The discovery of the carbon nanotubes gave nanotech research a foundation and may create a whole new industry. Nanotubes are being used as the tinker toys in attempts to build new nanometer-scale devices. Currently, carbon nanotubes are very expensive to produce, and their varying electronic, thermal, and structural properties are difficult to pin down. NEC and Seiko Instruments, together with the Himeji Institute of Technology, have managed recently to create the world's smallest wine glass from carbon. The experimental 3D manufacturing technique uses nanometer-scale ion beams, and it is hoped that the technique can be used eventually to build more complex and useful objects.

Fujitsu (6702 or FJTSY) opened its Nanotechnology Research Center last December with a staff of 10, whose goal is to develop ultrafast computers. It aims to find new semiconductor materials using carbon nanotubes to replace silicon and to develop molecular computers with unimagined computing speed.

Along with NEC, Fujitsu, and other companies, Hitachi (6501 or HIT) is also a member of the Atom Technology Project.

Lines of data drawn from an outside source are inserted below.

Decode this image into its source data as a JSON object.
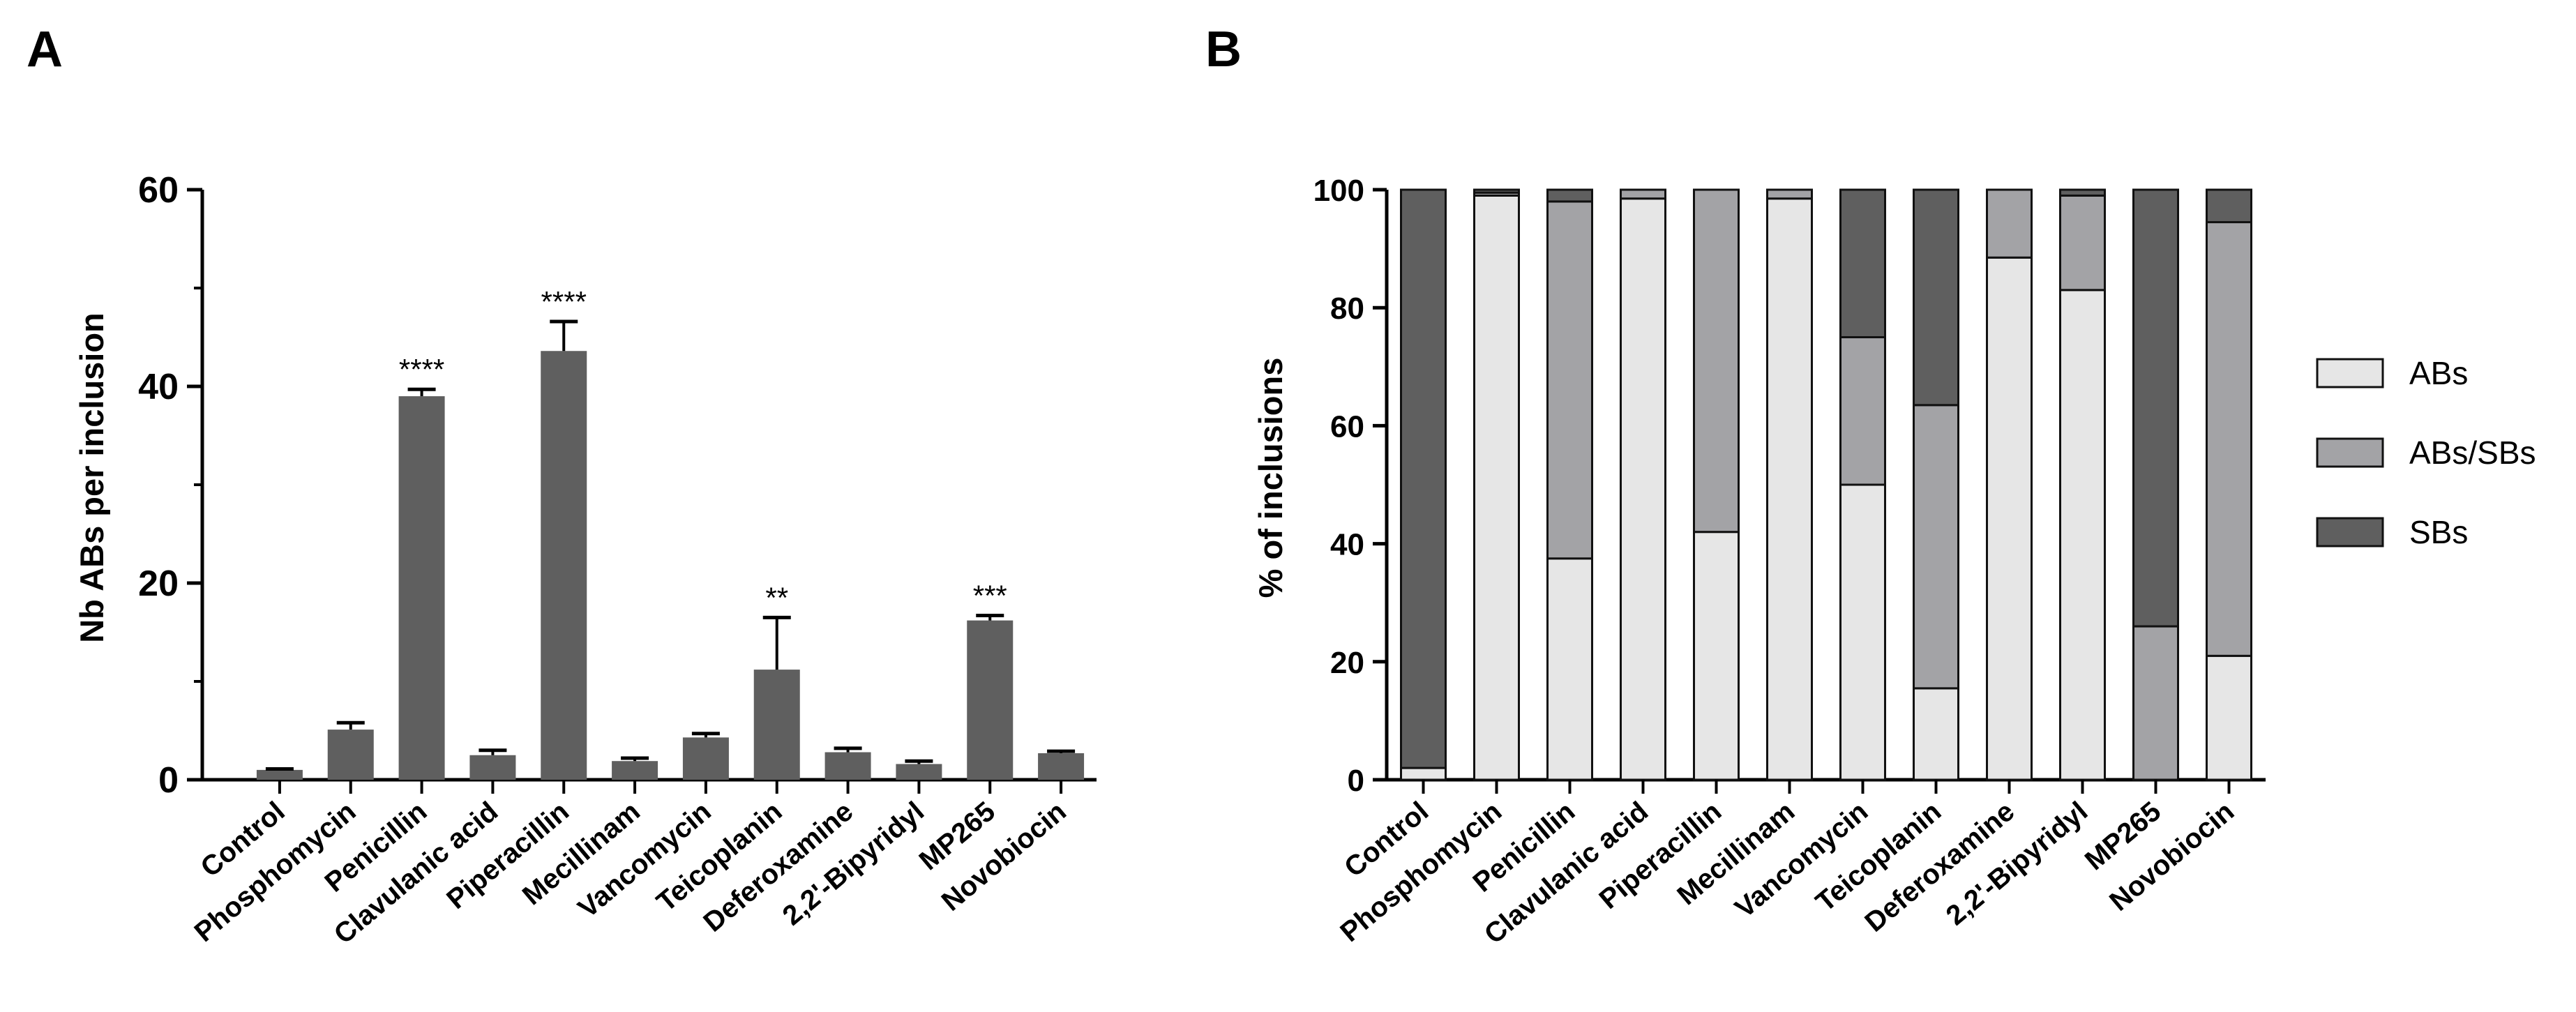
{
  "panels": {
    "a_label": "A",
    "b_label": "B"
  },
  "colors": {
    "bar_dark": "#5f5f5f",
    "abs": "#e6e6e6",
    "abs_sbs": "#a3a3a6",
    "sbs": "#5f5f5f",
    "axis": "#000000"
  },
  "chart_data": [
    {
      "id": "A",
      "type": "bar",
      "ylabel": "Nb ABs per inclusion",
      "xlabel": "",
      "ylim": [
        0,
        60
      ],
      "yticks": [
        0,
        20,
        40,
        60
      ],
      "ytick_labels": [
        "0",
        "20",
        "40",
        "60"
      ],
      "minor_ticks": [
        10,
        30,
        50
      ],
      "categories": [
        "Control",
        "Phosphomycin",
        "Penicillin",
        "Clavulanic acid",
        "Piperacillin",
        "Mecillinam",
        "Vancomycin",
        "Teicoplanin",
        "Deferoxamine",
        "2,2'-Bipyridyl",
        "MP265",
        "Novobiocin"
      ],
      "values": [
        1.0,
        5.1,
        39.0,
        2.5,
        43.6,
        1.9,
        4.3,
        11.2,
        2.8,
        1.6,
        16.2,
        2.7
      ],
      "errors": [
        0.1,
        0.7,
        0.7,
        0.5,
        3.0,
        0.3,
        0.4,
        5.3,
        0.4,
        0.3,
        0.5,
        0.2
      ],
      "significance": [
        "",
        "",
        "****",
        "",
        "****",
        "",
        "",
        "**",
        "",
        "",
        "***",
        ""
      ]
    },
    {
      "id": "B",
      "type": "bar",
      "stacked": true,
      "ylabel": "% of inclusions",
      "xlabel": "",
      "ylim": [
        0,
        100
      ],
      "yticks": [
        0,
        20,
        40,
        60,
        80,
        100
      ],
      "ytick_labels": [
        "0",
        "20",
        "40",
        "60",
        "80",
        "100"
      ],
      "categories": [
        "Control",
        "Phosphomycin",
        "Penicillin",
        "Clavulanic acid",
        "Piperacillin",
        "Mecillinam",
        "Vancomycin",
        "Teicoplanin",
        "Deferoxamine",
        "2,2'-Bipyridyl",
        "MP265",
        "Novobiocin"
      ],
      "series": [
        {
          "name": "ABs",
          "values": [
            2,
            99,
            37.5,
            98.5,
            42,
            98.5,
            50,
            15.5,
            88.5,
            83,
            0,
            21
          ]
        },
        {
          "name": "ABs/SBs",
          "values": [
            0,
            0.5,
            60.5,
            1.5,
            58,
            1.5,
            25,
            48,
            11.5,
            16,
            26,
            73.5
          ]
        },
        {
          "name": "SBs",
          "values": [
            98,
            0.5,
            2,
            0,
            0,
            0,
            25,
            36.5,
            0,
            1,
            74,
            5.5
          ]
        }
      ],
      "legend": [
        "ABs",
        "ABs/SBs",
        "SBs"
      ],
      "legend_position": "right"
    }
  ]
}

Hitachi researchers are developing memory and logic circuits out of single-atom wires.

Besides the electronics giants, other domestic companies exploring nanotube production include Toray Industries (3402), Showa Denko (4004), Harima Chemicals (4410), Ise Electronics, and Ulvac.

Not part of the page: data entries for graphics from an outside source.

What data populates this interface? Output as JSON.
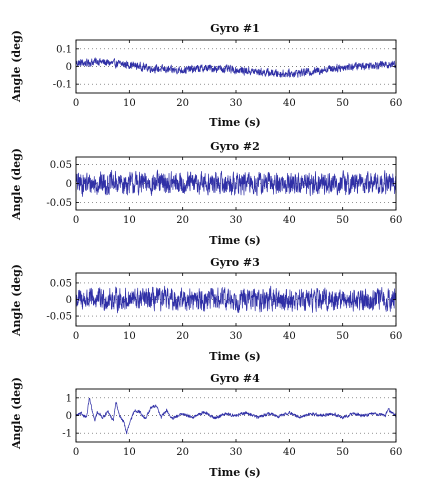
{
  "colors": {
    "trace": "#2f2fa6"
  },
  "chart_data": [
    {
      "type": "line",
      "title": "Gyro #1",
      "xlabel": "Time (s)",
      "ylabel": "Angle (deg)",
      "xlim": [
        0,
        60
      ],
      "ylim": [
        -0.15,
        0.15
      ],
      "xticks": [
        0,
        10,
        20,
        30,
        40,
        50,
        60
      ],
      "yticks": [
        -0.1,
        0,
        0.1
      ],
      "ytick_labels": [
        "-0.1",
        "0",
        "0.1"
      ],
      "grid": "dotted horizontal",
      "series": [
        {
          "x": [
            0,
            2,
            4,
            6,
            8,
            10,
            12,
            14,
            16,
            18,
            20,
            22,
            24,
            26,
            28,
            30,
            32,
            34,
            36,
            38,
            40,
            42,
            44,
            46,
            48,
            50,
            52,
            54,
            56,
            58,
            60
          ],
          "values": [
            0.02,
            0.02,
            0.03,
            0.02,
            0.015,
            0.01,
            0.0,
            -0.01,
            -0.015,
            -0.02,
            -0.02,
            -0.015,
            -0.01,
            -0.01,
            -0.015,
            -0.02,
            -0.025,
            -0.03,
            -0.035,
            -0.04,
            -0.04,
            -0.035,
            -0.03,
            -0.02,
            -0.01,
            -0.005,
            0.0,
            0.005,
            0.01,
            0.01,
            0.015
          ],
          "noise_band": 0.03
        }
      ]
    },
    {
      "type": "line",
      "title": "Gyro #2",
      "xlabel": "Time (s)",
      "ylabel": "Angle (deg)",
      "xlim": [
        0,
        60
      ],
      "ylim": [
        -0.07,
        0.07
      ],
      "xticks": [
        0,
        10,
        20,
        30,
        40,
        50,
        60
      ],
      "yticks": [
        -0.05,
        0,
        0.05
      ],
      "ytick_labels": [
        "-0.05",
        "0",
        "0.05"
      ],
      "grid": "dotted horizontal",
      "series": [
        {
          "x": [
            0,
            10,
            20,
            30,
            40,
            50,
            60
          ],
          "values": [
            0,
            0,
            0,
            0,
            0,
            0,
            0
          ],
          "noise_band": 0.04
        }
      ]
    },
    {
      "type": "line",
      "title": "Gyro #3",
      "xlabel": "Time (s)",
      "ylabel": "Angle (deg)",
      "xlim": [
        0,
        60
      ],
      "ylim": [
        -0.08,
        0.08
      ],
      "xticks": [
        0,
        10,
        20,
        30,
        40,
        50,
        60
      ],
      "yticks": [
        -0.05,
        0,
        0.05
      ],
      "ytick_labels": [
        "-0.05",
        "0",
        "0.05"
      ],
      "grid": "dotted horizontal",
      "series": [
        {
          "x": [
            0,
            10,
            20,
            30,
            40,
            50,
            60
          ],
          "values": [
            0,
            0,
            0,
            0,
            0,
            0,
            0
          ],
          "noise_band": 0.045
        }
      ]
    },
    {
      "type": "line",
      "title": "Gyro #4",
      "xlabel": "Time (s)",
      "ylabel": "Angle (deg)",
      "xlim": [
        0,
        60
      ],
      "ylim": [
        -1.5,
        1.5
      ],
      "xticks": [
        0,
        10,
        20,
        30,
        40,
        50,
        60
      ],
      "yticks": [
        -1,
        0,
        1
      ],
      "ytick_labels": [
        "-1",
        "0",
        "1"
      ],
      "grid": "dotted horizontal",
      "series": [
        {
          "x": [
            0,
            1,
            2,
            2.5,
            3,
            3.5,
            4,
            5,
            6,
            7,
            7.5,
            8,
            9,
            9.5,
            10,
            11,
            12,
            13,
            14,
            15,
            16,
            17,
            18,
            20,
            22,
            24,
            26,
            28,
            30,
            32,
            34,
            36,
            38,
            40,
            42,
            44,
            46,
            48,
            50,
            52,
            54,
            56,
            58,
            58.5,
            59,
            60
          ],
          "values": [
            0.0,
            0.1,
            -0.1,
            1.0,
            0.3,
            -0.3,
            0.2,
            -0.1,
            0.2,
            -0.3,
            0.8,
            0.1,
            -0.4,
            -1.0,
            -0.5,
            0.3,
            0.2,
            -0.2,
            0.4,
            0.6,
            -0.1,
            0.3,
            -0.2,
            0.1,
            -0.1,
            0.2,
            -0.15,
            0.1,
            0.0,
            0.15,
            -0.1,
            0.1,
            -0.05,
            0.15,
            -0.1,
            0.1,
            0.0,
            0.1,
            -0.1,
            0.1,
            0.0,
            0.1,
            0.0,
            0.4,
            0.2,
            -0.05
          ],
          "noise_band": 0.12
        }
      ]
    }
  ]
}
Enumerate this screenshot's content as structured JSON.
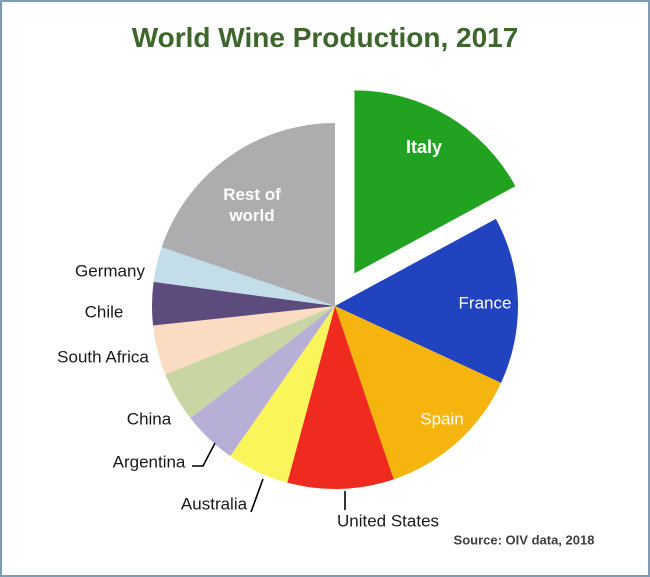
{
  "chart_data": {
    "type": "pie",
    "title": "World Wine Production, 2017",
    "source": "Source: OIV data, 2018",
    "legend_position": "none",
    "start_angle_deg": 0,
    "direction": "clockwise",
    "value_unit": "percent share of world production (estimated from slice angles)",
    "label_style": "large slices labeled inside in white; small slices labeled outside in black, some with leader lines",
    "slices": [
      {
        "label": "Italy",
        "value": 17.1,
        "color": "#21A221",
        "exploded": true,
        "label_placement": "inside"
      },
      {
        "label": "France",
        "value": 14.8,
        "color": "#2143C0",
        "exploded": false,
        "label_placement": "inside"
      },
      {
        "label": "Spain",
        "value": 12.9,
        "color": "#F6B40F",
        "exploded": false,
        "label_placement": "inside"
      },
      {
        "label": "United States",
        "value": 9.4,
        "color": "#EF2A1E",
        "exploded": false,
        "label_placement": "outside"
      },
      {
        "label": "Australia",
        "value": 5.5,
        "color": "#FBF55C",
        "exploded": false,
        "label_placement": "outside"
      },
      {
        "label": "Argentina",
        "value": 4.8,
        "color": "#B7AFD5",
        "exploded": false,
        "label_placement": "outside"
      },
      {
        "label": "China",
        "value": 4.4,
        "color": "#C9D6A3",
        "exploded": false,
        "label_placement": "outside"
      },
      {
        "label": "South Africa",
        "value": 4.4,
        "color": "#F9DCC2",
        "exploded": false,
        "label_placement": "outside"
      },
      {
        "label": "Chile",
        "value": 3.8,
        "color": "#5C4B7D",
        "exploded": false,
        "label_placement": "outside"
      },
      {
        "label": "Germany",
        "value": 3.1,
        "color": "#C3DDE9",
        "exploded": false,
        "label_placement": "outside"
      },
      {
        "label": "Rest of world",
        "value": 19.8,
        "color": "#ADADAF",
        "exploded": false,
        "label_placement": "inside"
      }
    ]
  },
  "colors": {
    "title_text": "#3C662B",
    "frame_border": "#7E9DB5",
    "background": "#FFFFFF",
    "inside_label_text": "#FFFFFF",
    "outside_label_text": "#1A1A1A",
    "source_text": "#3F3F3F",
    "leader_line": "#000000"
  }
}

Venture capital is beginning to validate nanotech as an area worthy of commercial pursuit. Trading house Mitsubishi Corp. (8058) plans to establish an investment fund in April 2001 targeting startups developing new materials, IT equipment, and medical technology based on nanotechnology. Mitsubishi Research Institute estimates that the domestic market for nanotech products will reach ´yen;19 trillion in 2010. Last year Mitsubishi formed a joint venture called Fullerene International Corp. with US-based Research Corporation Technologies, which holds the patents on fullerenes, to commercialize the industrial production of fullerenes and nanotubes.

The world's first nanotech startup, privately funded Zyvex in the US, aims to build "assemblers," molecular machines that can manufacture objects atom by atom. While it has been possible to pick up atoms using scanning probe microscopes, arranging them in any precise manner has remained elusive.

We have yet to see the investment boom (and bust) in nanotech ventures. But as nanotech research leaves the lab and finds its way into commercial applications, we can be sure that Japanese companies will be among the leaders.

 

Note: "Nano" means one-billionth, and a nanometer (one-billionth of a meter) is the unit of measurement used to describe atoms and molecules. Nanotechnology is the science of manipulating matter on the atomic and molecular level.